Thursday, November 14, 2013

Jazz Clarinet Question & Answer: Legere Reeds and Backun Products

Hi Eric;
First I want to thank you for excellent "The Jazz Clarinet" that you produce every month. It's very informative and just FAB!
I have a couple of question about clarinet accessories:
What are your feelings about the synthetic reeds manufactured by Legere, a Canadian firm? I read an article about Artie Shaw that he used a plastic reed called Enduro. [...]
Lastly, does pay to purchase the Cocobolo Barrels and Bells from Backun? Does the tone and projection really improve?
Thank you, very much, for your time and consideration.
Best regards,
J. A.-Chicago
Thanks for reading, J.A.!
I'm glad you brought up the question of synthetic reeds, as I've been meaning to get to it for quite awhile.
If you check out any of my reviews, you'll see that I "rate" recordings in either "good reeds" or "broken reeds." All of my good reeds are Legeres; the broken ones are cane from an undisclosed reed manufacturer who will never see any of my money again. When I first tried Legeres over a decade ago, it was one of the best moments in my clarinet playing career. Not only did they eliminate the frustration and time consumption of reed selection and adjustment, they just flat out sounded and felt better to me in all registers.
It's true that Artie Shaw used Enduro reeds extensively. The Enduro was developed by Arnold Brilhart, who also made Artie's mouthpieces (even producing an Artie Shaw model) and served as editor to Shaw's Clarinet Method. In interviews, Shaw noted that his famous 'Stardust' solo was played on an Enduro. No doubt it benefited Shaw to be in the unique position of having his reeds and mouthpiece made by the same craftsman.
Ultimately, the choice of a reed is a very personal matter, and each player makes their own decision, but my experience has been that Legeres smooth out the timbral contrasts between registers, making a more homogenous experience from the bottom to the top of the horn. Perhaps the Enduro did the same for Artie.
Regarding Backun cocobolo barrels and bells, I have no experience. I play vintage large bore Selmer Centered Tones and am not looking to change. Having said this, many pros use and endorse Morrie Backun's products. If you're looking to change your sound, I say check his stuff out for yourself and see if you like them.
Keep swinging!

Friday, November 8, 2013

Artie Shaw's Smithsonian Interview

Public Service Announcement:

There's a great interview with Artie Shaw available on the Smithsonian Jazz site here.

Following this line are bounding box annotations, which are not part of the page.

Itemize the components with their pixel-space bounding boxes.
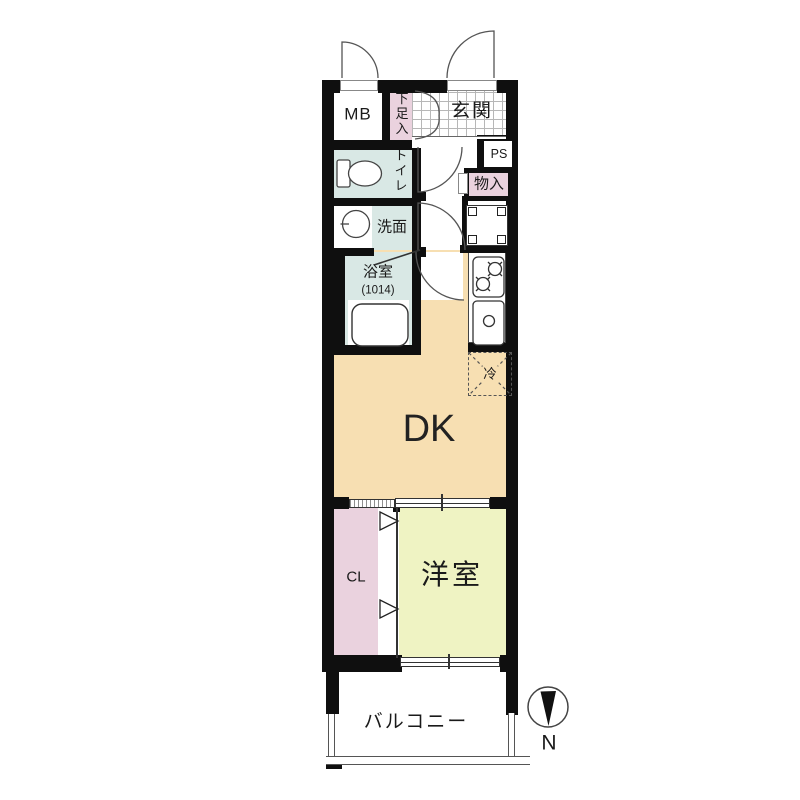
closet-folding-door-icon (380, 512, 398, 618)
shoe-box-bifold-door (415, 91, 439, 139)
meter-box-label: MB (344, 106, 372, 123)
mb-door-swing (342, 42, 378, 78)
bathroom-label: 浴室 (363, 265, 393, 280)
storage-label: 物入 (474, 177, 504, 192)
toilet-label: トイレ (394, 149, 407, 194)
bathtub-icon (352, 304, 408, 346)
shoe-box-label: 下足入 (395, 92, 408, 137)
toilet-icon (337, 160, 382, 187)
floor-plan: MB 下足入 玄関 PS トイレ 物入 洗面 浴室 (1014) 冷 DK CL… (0, 0, 800, 800)
closet-label: CL (346, 570, 365, 585)
stove-icon (473, 257, 504, 297)
washbasin-icon (341, 211, 370, 238)
washroom-door-swing (418, 203, 465, 250)
refrigerator-label: 冷 (482, 366, 498, 382)
western-room-label: 洋室 (421, 561, 483, 589)
toilet-door-swing (418, 147, 462, 192)
bathroom-size-label: (1014) (361, 285, 394, 297)
entrance-label: 玄関 (451, 102, 493, 121)
compass-north-label: N (541, 733, 556, 754)
balcony-label: バルコニー (364, 713, 469, 732)
entry-door-swing (447, 31, 494, 78)
kitchen-hall-door-swing (416, 252, 464, 300)
kitchen-sink-icon (473, 301, 504, 345)
compass-icon (528, 687, 568, 727)
washroom-label: 洗面 (377, 220, 407, 235)
pipe-space-label: PS (491, 148, 508, 161)
dining-kitchen-label: DK (403, 410, 456, 448)
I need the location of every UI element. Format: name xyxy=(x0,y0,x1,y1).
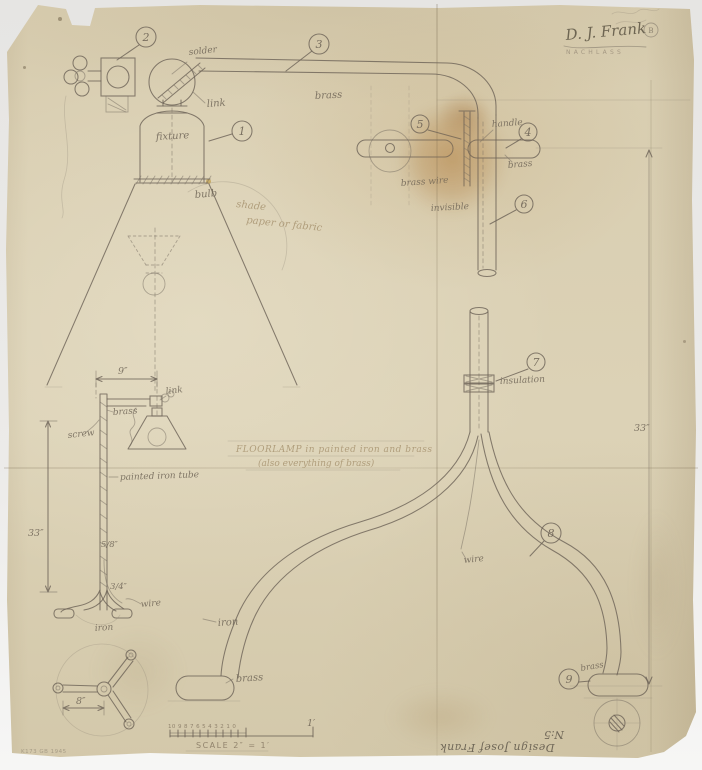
shade-label: shade xyxy=(236,199,267,213)
signature-text: D. J. Frank xyxy=(564,19,647,44)
label-leader-lines xyxy=(85,62,512,683)
overall-height-dimension xyxy=(646,150,652,684)
signature-mark: B xyxy=(648,27,653,35)
sketch-screw-label: screw xyxy=(67,428,95,441)
bulb-sketch xyxy=(128,228,180,392)
solder-label: solder xyxy=(188,45,218,58)
scale-label: SCALE 2″ = 1′ xyxy=(196,741,270,750)
part-number-4: 4 xyxy=(524,126,532,139)
wire-material-label: brass wire xyxy=(401,176,449,189)
shade-material-label: paper or fabric xyxy=(246,215,323,234)
sketch-arm-material-label: brass xyxy=(113,406,139,418)
sketch-link-label: link xyxy=(165,385,183,397)
ball-joint xyxy=(149,59,205,105)
scanned-pencil-drawing: 1 2 3 4 5 6 7 8 xyxy=(0,0,702,770)
link-label: link xyxy=(206,98,226,110)
part-callout-8: 8 xyxy=(530,523,561,556)
handle-label: handle xyxy=(492,118,524,130)
part-number-2: 2 xyxy=(142,31,150,44)
drawing-title-line1: FLOORLAMP in painted iron and brass xyxy=(235,445,432,455)
arm-material-label: brass xyxy=(315,90,343,102)
part-callout-1: 1 xyxy=(209,121,252,141)
wire-label: wire xyxy=(463,554,484,566)
handle-material-label: brass xyxy=(507,159,533,171)
model-number: N:5 xyxy=(544,728,565,741)
leg-material-label: iron xyxy=(217,617,238,629)
wire-run-label: invisible xyxy=(431,202,470,214)
foot-material-label: brass xyxy=(235,672,263,685)
joint-diameter-dimension: 3/4″ xyxy=(110,582,128,592)
tripod-top-view xyxy=(53,644,148,736)
design-credit: Design Josef Frank xyxy=(439,741,555,754)
stand-tube-upper xyxy=(478,115,496,277)
arm-length-dimension: 9″ xyxy=(118,366,128,377)
archive-stamp: K173 GB 1945 xyxy=(21,749,67,755)
foot-top-view xyxy=(594,698,640,750)
part-number-6: 6 xyxy=(521,198,528,211)
sketch-wire-label: wire xyxy=(140,598,161,610)
insulation-label: insulation xyxy=(500,375,546,387)
bulb-label: bulb xyxy=(194,188,217,201)
fixture-label: fixture xyxy=(155,130,190,143)
sketch-base-material-label: iron xyxy=(95,623,114,634)
scale-bar-numbers: 10 9 8 7 6 5 4 3 2 1 0 xyxy=(168,724,236,730)
part-number-1: 1 xyxy=(239,125,246,138)
part-number-7: 7 xyxy=(533,356,540,369)
part-number-3: 3 xyxy=(316,38,323,51)
part-number-8: 8 xyxy=(548,527,555,540)
part-number-9: 9 xyxy=(566,673,573,686)
base-spread-dimension: 8″ xyxy=(76,696,86,707)
socket-detail-view xyxy=(64,56,135,112)
pencil-linework: 1 2 3 4 5 6 7 8 xyxy=(0,0,702,770)
overall-height-dimension-text: 33″ xyxy=(634,423,650,434)
part-callout-5: 5 xyxy=(411,115,461,139)
sketch-tube-label: painted iron tube xyxy=(120,470,199,483)
foot-cap-material-label: brass xyxy=(580,660,605,674)
main-arm xyxy=(196,58,496,118)
stand-tube-lower xyxy=(470,308,488,433)
drawing-title-line2: (also everything of brass) xyxy=(258,458,375,469)
part-number-5: 5 xyxy=(417,118,424,131)
signature-flourish xyxy=(564,46,646,48)
estate-stamp: NACHLASS xyxy=(566,49,624,56)
part-callout-2: 2 xyxy=(117,27,156,60)
scale-foot-mark: 1′ xyxy=(307,718,316,729)
stand-height-dimension: 33″ xyxy=(28,528,44,539)
tube-diameter-dimension: 5/8″ xyxy=(101,540,119,550)
part-callout-3: 3 xyxy=(286,34,329,71)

Shaw's thoughts are expressed in his trademark dogmatic edginess, discussing jazz history and his place in it. Some quotes to whet your appetite:

No classical player worth his salt, that I know of, can play jazz.

I’m the only world-class clarinet player who started on saxophone.

What do we mean by the best? It’s not a pole vault, where you can measure. Who’s better? I don’t know who’s better. Who do you like better? And what causes your likes and prejudices? Why do some people like Coltrane and others like, like I do, Lester? I think Lester was the prototypical
tenor player. I don’t think anybody’s gone past him. I think he invented the tenor, he and
Coleman [Hawkins]. Just as Benny and I invented the clarinet, the jazz clarinet. I don’t
care who they talk about that came ahead of that. It’s not significant. There it is.  

Music isn’t . . . It’s not rote. You don’t plan it out. What you think about is psychology.
Get the audience’s nerves jangling, and then smooth it out. It’s psychology through the
medium of notes.

[Tip of the hat to one of The Jazz Clarinet's readers, Frank Jellison, for letting me know about this].